The last love song she’d written had been about spring. But there's a charm to winter, too, if Heehyun thinks about it - the way snow dusts the street in white, when people in love share scarves and walk with their hands clasped inside one person’s coat. How everything seems a little more quiet, a little more mystical like -
“I guess I should get better soon,” Chaeyeon says quietly, “so I can hear it well. The acoustics in here are probably terrible.”
“Probably,” agrees Heehyun, and then, “It's a song that compares love to magic.”
“I want to hear it.” Chaeyeon is firm.
“You will,” Heehyun promises, as soft as the first fall of snow.
(A cold day in December, Heehyun sits across Chaeyeon in a cafe. She wraps her coat more tightly around herself after she’d given her scarf to the other girl, who had forgotten hers.
The barista calls their orders out and when Chaeyeon gets up to retrieve them, she uncaps a pen and reaches for the napkin dispenser.
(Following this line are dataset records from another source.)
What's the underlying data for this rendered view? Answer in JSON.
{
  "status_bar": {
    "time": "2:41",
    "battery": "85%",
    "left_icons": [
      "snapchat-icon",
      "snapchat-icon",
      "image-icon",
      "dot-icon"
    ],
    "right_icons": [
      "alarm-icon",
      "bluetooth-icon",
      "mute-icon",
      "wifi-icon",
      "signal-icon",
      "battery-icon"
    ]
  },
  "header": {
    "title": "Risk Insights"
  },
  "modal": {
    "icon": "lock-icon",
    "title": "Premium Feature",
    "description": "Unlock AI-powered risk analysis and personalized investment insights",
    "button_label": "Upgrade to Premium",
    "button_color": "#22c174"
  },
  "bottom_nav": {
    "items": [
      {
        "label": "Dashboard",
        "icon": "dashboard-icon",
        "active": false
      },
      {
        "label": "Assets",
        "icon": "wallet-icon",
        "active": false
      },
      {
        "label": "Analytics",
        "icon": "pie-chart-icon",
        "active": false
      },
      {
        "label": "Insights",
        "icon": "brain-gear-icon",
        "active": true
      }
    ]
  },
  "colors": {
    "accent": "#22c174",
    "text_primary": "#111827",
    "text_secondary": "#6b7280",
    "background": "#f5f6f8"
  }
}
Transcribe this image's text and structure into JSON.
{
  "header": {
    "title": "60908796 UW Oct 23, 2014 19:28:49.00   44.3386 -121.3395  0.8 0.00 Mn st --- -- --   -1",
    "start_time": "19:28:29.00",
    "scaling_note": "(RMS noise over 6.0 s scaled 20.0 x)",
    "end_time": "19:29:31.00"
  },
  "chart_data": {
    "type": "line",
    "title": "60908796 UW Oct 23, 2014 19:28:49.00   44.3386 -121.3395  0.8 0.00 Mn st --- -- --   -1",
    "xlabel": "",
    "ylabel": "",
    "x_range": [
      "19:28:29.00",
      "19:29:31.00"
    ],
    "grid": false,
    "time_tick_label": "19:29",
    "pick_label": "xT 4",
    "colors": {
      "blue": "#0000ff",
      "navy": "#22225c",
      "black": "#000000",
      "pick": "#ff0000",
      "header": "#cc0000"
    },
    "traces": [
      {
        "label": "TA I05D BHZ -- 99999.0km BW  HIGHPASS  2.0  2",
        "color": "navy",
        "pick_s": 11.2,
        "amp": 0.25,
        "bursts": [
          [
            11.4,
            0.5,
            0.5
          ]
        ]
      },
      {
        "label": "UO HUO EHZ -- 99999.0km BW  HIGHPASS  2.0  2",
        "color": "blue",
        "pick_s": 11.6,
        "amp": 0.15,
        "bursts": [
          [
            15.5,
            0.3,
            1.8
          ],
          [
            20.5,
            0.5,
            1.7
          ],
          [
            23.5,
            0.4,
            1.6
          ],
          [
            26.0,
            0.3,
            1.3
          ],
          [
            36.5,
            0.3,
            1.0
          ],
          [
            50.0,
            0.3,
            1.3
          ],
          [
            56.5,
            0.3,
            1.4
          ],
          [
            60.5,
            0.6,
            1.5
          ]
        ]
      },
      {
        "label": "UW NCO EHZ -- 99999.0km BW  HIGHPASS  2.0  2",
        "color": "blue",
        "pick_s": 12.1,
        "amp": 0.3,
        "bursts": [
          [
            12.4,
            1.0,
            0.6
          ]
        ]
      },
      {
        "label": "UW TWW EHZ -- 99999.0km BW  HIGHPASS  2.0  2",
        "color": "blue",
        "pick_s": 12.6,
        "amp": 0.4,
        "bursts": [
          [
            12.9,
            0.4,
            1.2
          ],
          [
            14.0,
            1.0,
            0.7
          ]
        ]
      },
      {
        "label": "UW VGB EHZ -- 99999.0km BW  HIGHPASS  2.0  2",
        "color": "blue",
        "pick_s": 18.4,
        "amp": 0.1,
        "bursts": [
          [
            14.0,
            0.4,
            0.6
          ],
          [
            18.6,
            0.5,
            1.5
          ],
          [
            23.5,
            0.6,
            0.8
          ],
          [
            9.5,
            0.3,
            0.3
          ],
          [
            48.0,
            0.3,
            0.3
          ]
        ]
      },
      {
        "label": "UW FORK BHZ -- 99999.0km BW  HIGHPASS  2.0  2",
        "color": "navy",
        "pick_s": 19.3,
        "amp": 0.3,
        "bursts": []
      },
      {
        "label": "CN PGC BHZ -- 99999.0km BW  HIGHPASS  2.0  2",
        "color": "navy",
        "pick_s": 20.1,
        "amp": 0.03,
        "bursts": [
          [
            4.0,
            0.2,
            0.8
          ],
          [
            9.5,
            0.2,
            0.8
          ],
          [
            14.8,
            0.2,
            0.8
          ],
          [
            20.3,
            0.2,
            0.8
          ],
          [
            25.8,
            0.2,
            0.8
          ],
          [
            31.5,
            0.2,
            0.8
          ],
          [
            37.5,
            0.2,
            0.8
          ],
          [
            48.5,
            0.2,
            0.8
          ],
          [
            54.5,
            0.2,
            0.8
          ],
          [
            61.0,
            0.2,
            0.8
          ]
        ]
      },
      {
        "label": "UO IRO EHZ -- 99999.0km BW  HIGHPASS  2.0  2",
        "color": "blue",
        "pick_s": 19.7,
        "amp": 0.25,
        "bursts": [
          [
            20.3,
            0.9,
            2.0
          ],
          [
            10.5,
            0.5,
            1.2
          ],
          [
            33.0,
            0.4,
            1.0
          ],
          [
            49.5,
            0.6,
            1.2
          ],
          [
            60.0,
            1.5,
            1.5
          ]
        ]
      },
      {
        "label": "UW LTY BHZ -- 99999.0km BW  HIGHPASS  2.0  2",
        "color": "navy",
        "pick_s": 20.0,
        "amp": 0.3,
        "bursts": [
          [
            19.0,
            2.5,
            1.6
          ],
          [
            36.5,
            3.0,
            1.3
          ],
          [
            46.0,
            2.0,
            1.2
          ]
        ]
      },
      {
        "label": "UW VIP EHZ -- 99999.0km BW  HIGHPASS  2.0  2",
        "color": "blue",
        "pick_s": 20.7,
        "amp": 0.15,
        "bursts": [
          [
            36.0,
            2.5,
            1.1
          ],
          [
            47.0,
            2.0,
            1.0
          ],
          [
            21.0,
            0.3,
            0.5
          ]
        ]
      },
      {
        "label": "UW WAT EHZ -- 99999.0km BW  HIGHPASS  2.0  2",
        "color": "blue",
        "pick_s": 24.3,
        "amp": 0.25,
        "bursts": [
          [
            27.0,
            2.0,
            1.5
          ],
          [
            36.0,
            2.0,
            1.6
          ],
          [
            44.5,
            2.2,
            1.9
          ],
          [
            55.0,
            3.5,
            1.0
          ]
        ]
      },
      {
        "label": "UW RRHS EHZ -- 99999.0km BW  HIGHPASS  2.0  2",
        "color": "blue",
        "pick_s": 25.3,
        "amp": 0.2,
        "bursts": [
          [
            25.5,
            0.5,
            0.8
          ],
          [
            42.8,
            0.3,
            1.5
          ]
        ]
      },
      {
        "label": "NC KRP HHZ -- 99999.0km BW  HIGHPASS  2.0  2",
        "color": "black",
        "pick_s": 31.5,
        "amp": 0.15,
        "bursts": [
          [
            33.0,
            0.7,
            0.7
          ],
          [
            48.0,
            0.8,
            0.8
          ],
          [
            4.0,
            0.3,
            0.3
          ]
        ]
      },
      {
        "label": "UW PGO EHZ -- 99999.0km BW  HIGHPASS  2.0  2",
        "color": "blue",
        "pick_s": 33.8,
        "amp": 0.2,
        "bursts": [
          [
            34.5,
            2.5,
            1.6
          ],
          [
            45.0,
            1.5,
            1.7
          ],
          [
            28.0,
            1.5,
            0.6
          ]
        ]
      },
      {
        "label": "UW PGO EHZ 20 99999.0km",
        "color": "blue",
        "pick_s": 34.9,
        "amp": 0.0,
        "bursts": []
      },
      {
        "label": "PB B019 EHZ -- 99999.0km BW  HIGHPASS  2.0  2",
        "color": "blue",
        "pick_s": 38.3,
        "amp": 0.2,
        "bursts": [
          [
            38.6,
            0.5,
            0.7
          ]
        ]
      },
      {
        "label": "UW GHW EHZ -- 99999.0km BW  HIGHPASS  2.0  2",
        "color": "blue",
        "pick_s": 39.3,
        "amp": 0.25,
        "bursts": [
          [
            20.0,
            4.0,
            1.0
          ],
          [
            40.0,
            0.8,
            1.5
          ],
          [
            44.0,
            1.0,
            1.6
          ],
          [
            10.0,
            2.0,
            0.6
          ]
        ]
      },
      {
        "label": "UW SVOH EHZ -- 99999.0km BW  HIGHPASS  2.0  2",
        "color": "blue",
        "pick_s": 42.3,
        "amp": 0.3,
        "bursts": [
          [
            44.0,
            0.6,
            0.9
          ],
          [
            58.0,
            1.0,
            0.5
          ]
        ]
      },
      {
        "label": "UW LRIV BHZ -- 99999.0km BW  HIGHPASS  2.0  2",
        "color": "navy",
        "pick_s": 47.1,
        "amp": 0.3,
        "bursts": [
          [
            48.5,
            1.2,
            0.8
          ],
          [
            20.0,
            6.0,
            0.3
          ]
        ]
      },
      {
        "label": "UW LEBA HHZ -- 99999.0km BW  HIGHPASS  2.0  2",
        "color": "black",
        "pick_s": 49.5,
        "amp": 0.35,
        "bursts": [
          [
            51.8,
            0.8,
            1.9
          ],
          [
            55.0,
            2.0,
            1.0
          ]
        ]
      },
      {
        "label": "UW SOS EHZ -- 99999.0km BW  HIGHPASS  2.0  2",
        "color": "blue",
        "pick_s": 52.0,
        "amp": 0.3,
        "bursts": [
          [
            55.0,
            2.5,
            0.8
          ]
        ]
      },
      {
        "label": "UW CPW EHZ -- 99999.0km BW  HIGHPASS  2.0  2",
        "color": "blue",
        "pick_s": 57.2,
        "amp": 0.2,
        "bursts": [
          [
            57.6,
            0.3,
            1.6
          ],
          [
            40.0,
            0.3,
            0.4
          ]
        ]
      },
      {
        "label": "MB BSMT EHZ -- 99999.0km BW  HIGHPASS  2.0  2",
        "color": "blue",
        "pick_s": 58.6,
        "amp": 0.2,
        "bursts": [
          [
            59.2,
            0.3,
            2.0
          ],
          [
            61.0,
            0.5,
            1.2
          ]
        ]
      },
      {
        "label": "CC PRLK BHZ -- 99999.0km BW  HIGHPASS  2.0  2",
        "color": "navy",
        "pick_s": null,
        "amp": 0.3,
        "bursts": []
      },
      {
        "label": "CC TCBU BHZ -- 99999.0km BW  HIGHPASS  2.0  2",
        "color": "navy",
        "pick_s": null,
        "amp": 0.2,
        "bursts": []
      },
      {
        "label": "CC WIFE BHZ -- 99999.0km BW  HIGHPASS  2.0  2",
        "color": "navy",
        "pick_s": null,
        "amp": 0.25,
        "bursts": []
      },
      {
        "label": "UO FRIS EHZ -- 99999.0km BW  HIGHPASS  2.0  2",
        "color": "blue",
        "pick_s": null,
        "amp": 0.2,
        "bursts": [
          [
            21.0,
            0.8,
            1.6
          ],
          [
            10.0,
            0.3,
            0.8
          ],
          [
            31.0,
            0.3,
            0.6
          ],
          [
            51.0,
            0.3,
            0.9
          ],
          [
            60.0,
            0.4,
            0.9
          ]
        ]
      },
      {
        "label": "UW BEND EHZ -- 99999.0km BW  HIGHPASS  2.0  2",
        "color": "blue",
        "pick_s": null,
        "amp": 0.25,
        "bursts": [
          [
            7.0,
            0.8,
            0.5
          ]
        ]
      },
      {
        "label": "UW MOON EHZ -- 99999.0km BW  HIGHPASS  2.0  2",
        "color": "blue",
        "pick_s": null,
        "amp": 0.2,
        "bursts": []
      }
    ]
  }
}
She isn't finished by the time Chaeyeon gets back, leaning forward with her chin propped up by her palm and doing her best to read upside down.
“The mysterious title finally unveiled?” Chaeyeon raises her eyebrows, playful as Heehyun turns the napkin right side up for her to read.
merry christmas, i love you
“It's not the title,” Heehyun clarifies. Chaeyeon finds magic in it all the same.)